RSS’s Director, Robert Livingston, reflects on the, sometimes surprising, power of cinema
Last Friday, on my day off, I did something deliciously decadent and went, by myself, to a mid-day screening of Black Widow at my local Vue. I was late to the party for this particular film, which had been on release for several weeks, so it’s not surprising that there were only five of us in the auditorium (so no worries about distancing). And while Black Widow is thoroughly enjoyable—I warmed to its particular mashup of a Bond film crossed with The Incredibles—I wouldn’t place it in my top three Marvel Cinematic Universe titles (should you ask, they are Black Panther, Guardians of the Galaxy, and Avengers: Endgame).
So taking all that into account, why did I feel so well when I left the cinema? I felt I was standing more upright, moving more purposefully, being more aware of my surroundings, and just feeling good. And that feeling lasted all the way home. I should stress it wasn’t anything as crude as thinking I was myself a superhero, and driving off in my ancient Subaru as if it was the Millennium Falcon. No, it was somehow more basic than that. And this feeling needn’t be directly related to the perceived quality of the film. I first became aware of it after Captain America: Civil War, and even while watching that film I was thinking ‘this is not Marvel at their best’.
In the interest of fairness I should of course say that other superhero franchises are available, and indeed I only have to think of the scene in the first Wonder Woman where Diana goes over the top into no man’s land to feel my heart starting to beat faster.
It turns out there is something of a scientific basis for this. Academic papers have been written on how, when we’re watching a dance performance, activity in our brain is mirroring what we’re watching as if we were ourselves moving, even though we’re sitting still in our seats. I guess much the same happens with superhero movies, and I think this visual aspect is often under-rated when assessing this genre (especially if you’re Martin Scorsese), and also other films heavy on visual effects.
But it’s an impact that needs the cinema experience to work its magic. The film which first drew me into the MCU was Avengers Assemble, and no matter how preposterous, on almost every level, the final Battle of New York is, Director Joss Whedon turns it into a visually ravishing, almost graceful, ballet. But that’s a reaction I found hard to recapture when watching the film at home.

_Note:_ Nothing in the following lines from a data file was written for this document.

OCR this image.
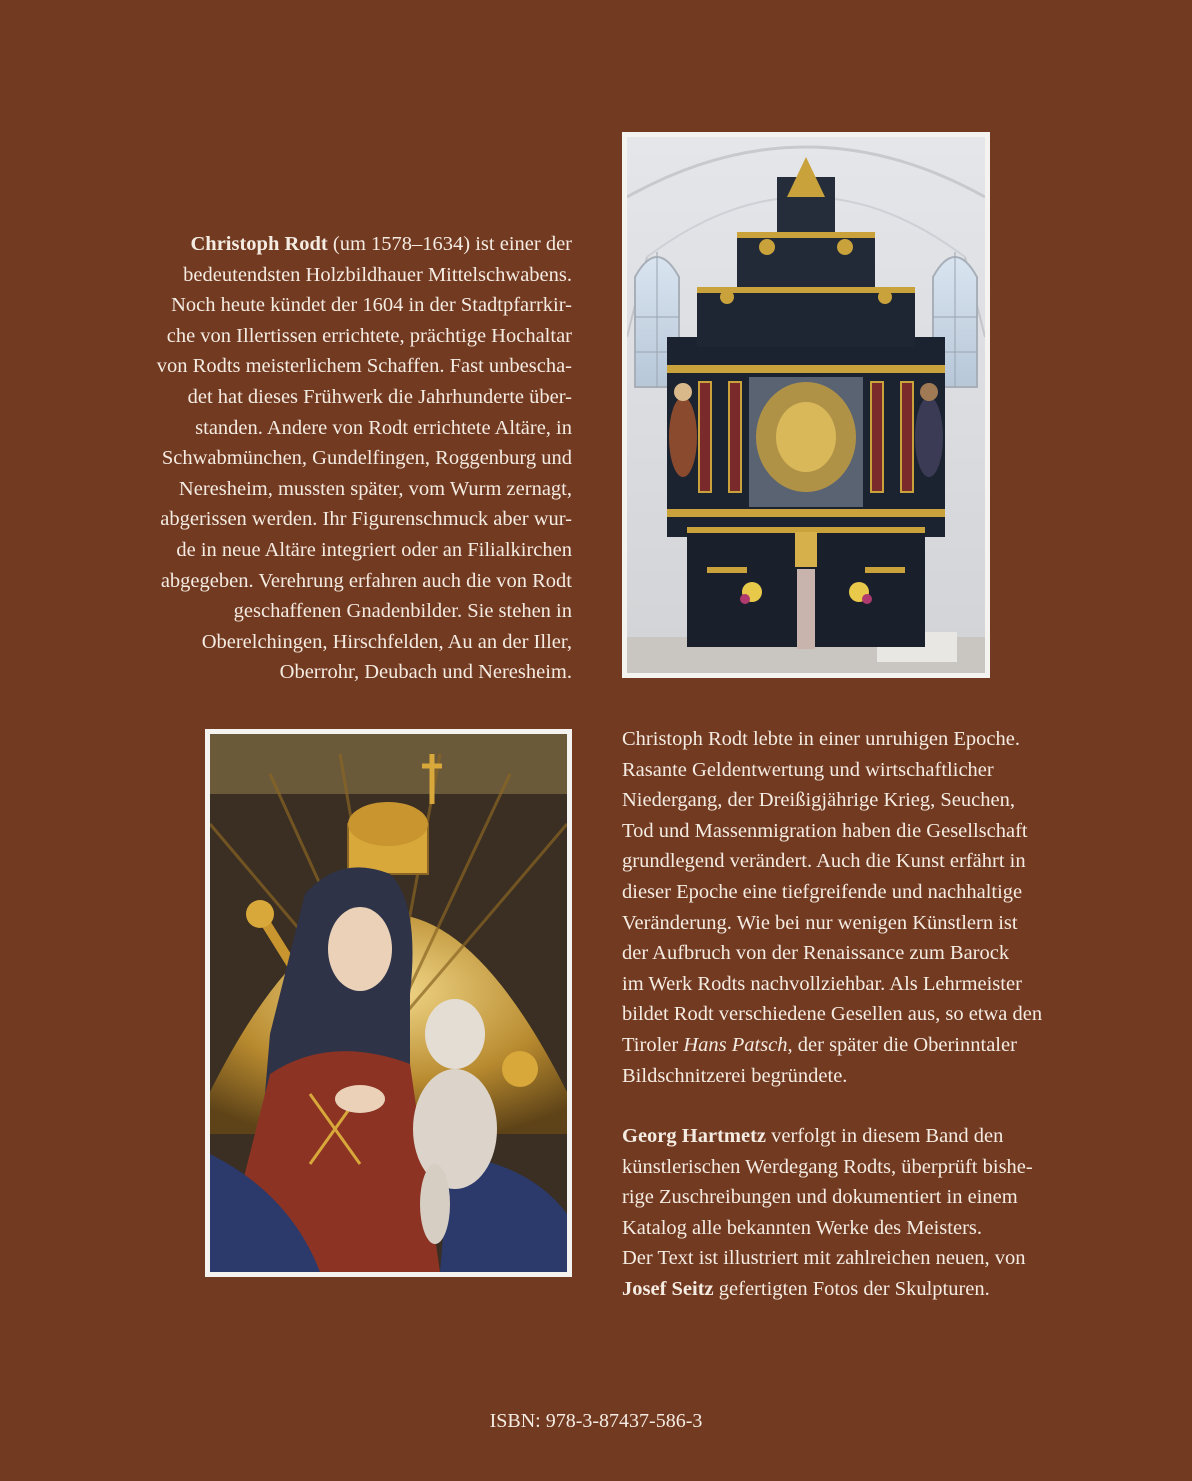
Christoph Rodt (um 1578–1634) ist einer der
bedeutendsten Holzbildhauer Mittelschwabens.
Noch heute kündet der 1604 in der Stadtpfarrkir-
che von Illertissen errichtete, prächtige Hochaltar
von Rodts meisterlichem Schaffen. Fast unbescha-
det hat dieses Frühwerk die Jahrhunderte über-
standen. Andere von Rodt errichtete Altäre, in
Schwabmünchen, Gundelfingen, Roggenburg und
Neresheim, mussten später, vom Wurm zernagt,
abgerissen werden. Ihr Figurenschmuck aber wur-
de in neue Altäre integriert oder an Filialkirchen
abgegeben. Verehrung erfahren auch die von Rodt
geschaffenen Gnadenbilder. Sie stehen in
Oberelchingen, Hirschfelden, Au an der Iller,
Oberrohr, Deubach und Neresheim.
Christoph Rodt lebte in einer unruhigen Epoche.
Rasante Geldentwertung und wirtschaftlicher
Niedergang, der Dreißigjährige Krieg, Seuchen,
Tod und Massenmigration haben die Gesellschaft
grundlegend verändert. Auch die Kunst erfährt in
dieser Epoche eine tiefgreifende und nachhaltige
Veränderung. Wie bei nur wenigen Künstlern ist
der Aufbruch von der Renaissance zum Barock
im Werk Rodts nachvollziehbar. Als Lehrmeister
bildet Rodt verschiedene Gesellen aus, so etwa den
Tiroler Hans Patsch, der später die Oberinntaler
Bildschnitzerei begründete.
Georg Hartmetz verfolgt in diesem Band den
künstlerischen Werdegang Rodts, überprüft bishe-
rige Zuschreibungen und dokumentiert in einem
Katalog alle bekannten Werke des Meisters.
Der Text ist illustriert mit zahlreichen neuen, von
Josef Seitz gefertigten Fotos der Skulpturen.
ISBN: 978-3-87437-586-3
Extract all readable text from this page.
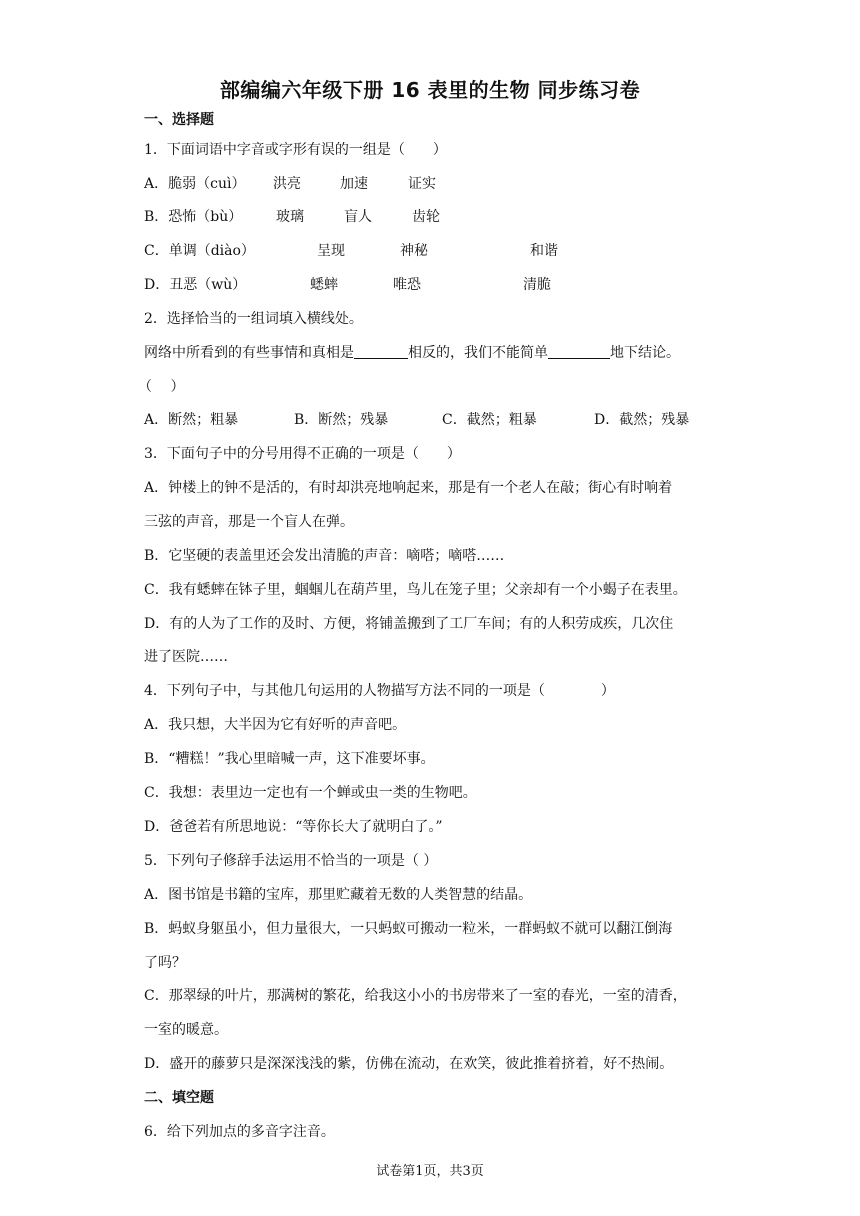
部编编六年级下册 16 表里的生物 同步练习卷
一、选择题
1．下面词语中字音或字形有误的一组是（　　）
A．脆弱（cuì） 洪亮	加速	证实
B．恐怖（bù） 玻璃	盲人	齿轮
C．单调（diào）	呈现	神秘	和谐
D．丑恶（wù）	蟋蟀	唯恐	清脆
2．选择恰当的一组词填入横线处。
网络中所看到的有些事情和真相是	相反的，我们不能简单	地下结论。
（　 ）
A．断然；粗暴	B．断然；残暴	C．截然；粗暴	D．截然；残暴
3．下面句子中的分号用得不正确的一项是（　　）
A．钟楼上的钟不是活的，有时却洪亮地响起来，那是有一个老人在敲；街心有时响着
三弦的声音，那是一个盲人在弹。
B．它坚硬的表盖里还会发出清脆的声音：嘀嗒；嘀嗒……
C．我有蟋蟀在钵子里，蝈蝈儿在葫芦里，鸟儿在笼子里；父亲却有一个小蝎子在表里。
D．有的人为了工作的及时、方便，将铺盖搬到了工厂车间；有的人积劳成疾，几次住
进了医院……
4．下列句子中，与其他几句运用的人物描写方法不同的一项是（　　　　）
A．我只想，大半因为它有好听的声音吧。
B．“糟糕！”我心里暗喊一声，这下准要坏事。
C．我想：表里边一定也有一个蝉或虫一类的生物吧。
D．爸爸若有所思地说：“等你长大了就明白了。”
5．下列句子修辞手法运用不恰当的一项是（ ）
A．图书馆是书籍的宝库，那里贮藏着无数的人类智慧的结晶。
B．蚂蚁身躯虽小，但力量很大，一只蚂蚁可搬动一粒米，一群蚂蚁不就可以翻江倒海
了吗？
C．那翠绿的叶片，那满树的繁花，给我这小小的书房带来了一室的春光，一室的清香，
一室的暖意。
D．盛开的藤萝只是深深浅浅的紫，仿佛在流动，在欢笑，彼此推着挤着，好不热闹。
二、填空题
6．给下列加点的多音字注音。
试卷第1页，共3页
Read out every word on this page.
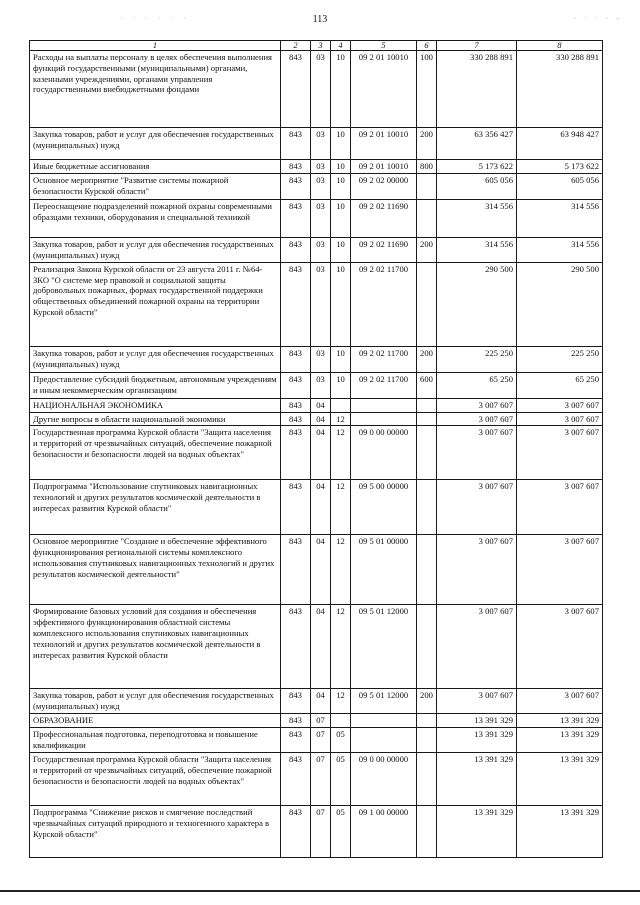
· · · · · ·	113	· · · · -
1	2	3	4	5	6	7	8
Расходы на выплаты персоналу в целях обеспечения выполнения функций государственными (муниципальными) органами, казенными учреждениями, органами управления государственными внебюджетными фондами	843	03	10	09 2 01 10010	100	330 288 891	330 288 891
Закупка товаров, работ и услуг для обеспечения государственных (муниципальных) нужд	843	03	10	09 2 01 10010	200	63 356 427	63 948 427
Иные бюджетные ассигнования	843	03	10	09 2 01 10010	800	5 173 622	5 173 622
Основное мероприятие "Развитие системы пожарной безопасности Курской области"	843	03	10	09 2 02 00000		605 056	605 056
Переоснащение подразделений пожарной охраны современными образцами техники, оборудования и специальной техникой	843	03	10	09 2 02 11690		314 556	314 556
Закупка товаров, работ и услуг для обеспечения государственных (муниципальных) нужд	843	03	10	09 2 02 11690	200	314 556	314 556
Реализация Закона Курской области от 23 августа 2011 г. №64-ЗКО "О системе мер правовой и социальной защиты добровольных пожарных, формах государственной поддержки общественных объединений пожарной охраны на территории Курской области"	843	03	10	09 2 02 11700		290 500	290 500
Закупка товаров, работ и услуг для обеспечения государственных (муниципальных) нужд	843	03	10	09 2 02 11700	200	225 250	225 250
Предоставление субсидий бюджетным, автономным учреждениям и иным некоммерческим организациям	843	03	10	09 2 02 11700	600	65 250	65 250
НАЦИОНАЛЬНАЯ ЭКОНОМИКА	843	04				3 007 607	3 007 607
Другие вопросы в области национальной экономики	843	04	12			3 007 607	3 007 607
Государственная программа Курской области "Защита населения и территорий от чрезвычайных ситуаций, обеспечение пожарной безопасности и безопасности людей на водных объектах"	843	04	12	09 0 00 00000		3 007 607	3 007 607
Подпрограмма "Использование спутниковых навигационных технологий и других результатов космической деятельности в интересах развития Курской области"	843	04	12	09 5 00 00000		3 007 607	3 007 607
Основное мероприятие "Создание и обеспечение эффективного функционирования региональной системы комплексного использования спутниковых навигационных технологий и других результатов космической деятельности"	843	04	12	09 5 01 00000		3 007 607	3 007 607
Формирование базовых условий для создания и обеспечения эффективного функционирования областной системы комплексного использования спутниковых навигационных технологий и других результатов космической деятельности в интересах развития Курской области	843	04	12	09 5 01 12000		3 007 607	3 007 607
Закупка товаров, работ и услуг для обеспечения государственных (муниципальных) нужд	843	04	12	09 5 01 12000	200	3 007 607	3 007 607
ОБРАЗОВАНИЕ	843	07				13 391 329	13 391 329
Профессиональная подготовка, переподготовка и повышение квалификации	843	07	05			13 391 329	13 391 329
Государственная программа Курской области "Защита населения и территорий от чрезвычайных ситуаций, обеспечение пожарной безопасности и безопасности людей на водных объектах"	843	07	05	09 0 00 00000		13 391 329	13 391 329
Подпрограмма "Снижение рисков и смягчение последствий чрезвычайных ситуаций природного и техногенного характера в Курской области"	843	07	05	09 1 00 00000		13 391 329	13 391 329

The first film we saw when cinemas reopened was Nomadland, and I can’t think of a better film to celebrate the easing of lockdown (Screen Machine audiences clearly thought so too), with its themes of community, loss, and reviewing what’s important in your life. But, important as these themes are, what makes the film work is how they are set against the incredible, often inhospitable, widescreen landscapes. You need to be in a cinema to experience that.
Of course, this is simply how I react to film, and why for me the visual aspect is so important. It’s why I love animations so much: from Ghost in the Shell to Spiderman: Into the Spiderverse, no matter how ludicrous the storylines, it’s the sheer visual exuberance and inventiveness that draw me in, just as most operas have ridiculous plots, but those are only frameworks on which to hang glorious music.
Anyone who listens to Kermode and Mayo’s Film Review, on BBC5 Live, or as a podcast, will be familiar with the frequently occurring situation where Mark Kermode takes a negative view of a film, only to receive a torrent of emails from people explaining how that film connected with them personally, and touched something deep within them, whether to do with parenthood, bereavement, or relationships. And then Kermode always quotes the great critic Roger Ebert: ‘movies are like a machine that generates empathy’. Since cinemas have reopened, the programme has also received many emails from parents who have at last been able to take their young kids to their first, long-delayed, cinema experience. Clearly, nothing beats sharing your children’s excitement at that first taste of the big screen. And in all those cases, those personal reactions are not related to any objective, critical assessment of how good the particular movie is.
Kermode is also very interesting when he tries to explain how he reacts to his favourite genre, horror. Scenes that would give me nightmares for weeks—perhaps years—seem to induce in him a feeling of wellbeing similar to what I get from Marvel films. And of course he always stresses that the folk who make horror films are the nicest people you could hope to meet!
So, in these troubled, uncertain times, I think cinema not only has a place, it’s of crucial importance, as a way of bringing us together in a safe space where we can have experiences—whether as a family or a group of friends or, like me at Black Widow, on our own—that will touch, move, and perhaps change us, sometimes in ways we don’t expect.